Im Juli 2024 zeigte eine ausführliche Recherche von netzpolitik.org und dem Bayerischen Rundfunk anschaulich, wie Standortdaten detaillierte Bewegungsprofile von Millionen Menschen offenlegen. Viele Apps, darunter Wetter-, Navigations- oder Dating-Apps, senden diese Informationen an die jeweiligen Anbieter, sobald Nutzer die Standortfreigabe aktivieren. Solche Daten sind wertvoll und werden von Datenhändlern weiterverkauft.

Wer die herkömmlichen Apps auf einem normalen Android-Smartphone nutzt, kann gegen diese Überwachung nur wenig tun.

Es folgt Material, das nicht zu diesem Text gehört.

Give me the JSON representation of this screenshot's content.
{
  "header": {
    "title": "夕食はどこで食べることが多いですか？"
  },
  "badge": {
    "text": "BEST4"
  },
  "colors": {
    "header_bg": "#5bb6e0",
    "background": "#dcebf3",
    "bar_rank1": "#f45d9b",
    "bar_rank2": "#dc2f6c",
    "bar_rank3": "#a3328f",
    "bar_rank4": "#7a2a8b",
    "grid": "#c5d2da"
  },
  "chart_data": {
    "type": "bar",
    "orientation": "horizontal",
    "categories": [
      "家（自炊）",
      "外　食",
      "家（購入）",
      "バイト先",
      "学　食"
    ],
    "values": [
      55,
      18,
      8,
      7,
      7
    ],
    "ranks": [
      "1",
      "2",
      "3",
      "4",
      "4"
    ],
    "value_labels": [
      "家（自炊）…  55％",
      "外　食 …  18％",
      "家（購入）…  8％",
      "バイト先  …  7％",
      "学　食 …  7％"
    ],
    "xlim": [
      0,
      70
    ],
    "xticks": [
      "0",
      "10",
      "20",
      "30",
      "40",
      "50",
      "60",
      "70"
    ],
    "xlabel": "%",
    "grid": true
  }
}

Es geht aber auch anders: Zahlreiche FOSS-Apps eignen sich durchaus als Alternative zu den bislang gewohnten Apps. Sie arbeiten meist datensparsam, sodass sich der digitale Fußabdruck verringert. Zudem bieten alternative ROMs wie /e/OS oder GrapheneOS die Möglichkeit, ohne Google-Dienste auszukommen und somit noch weniger überwacht zu werden.

Im Vortrag zeigt Werner, wie einfach der Umstieg auf /e/OS ist und welche FOSS-Apps sich im Alltag bewährt haben.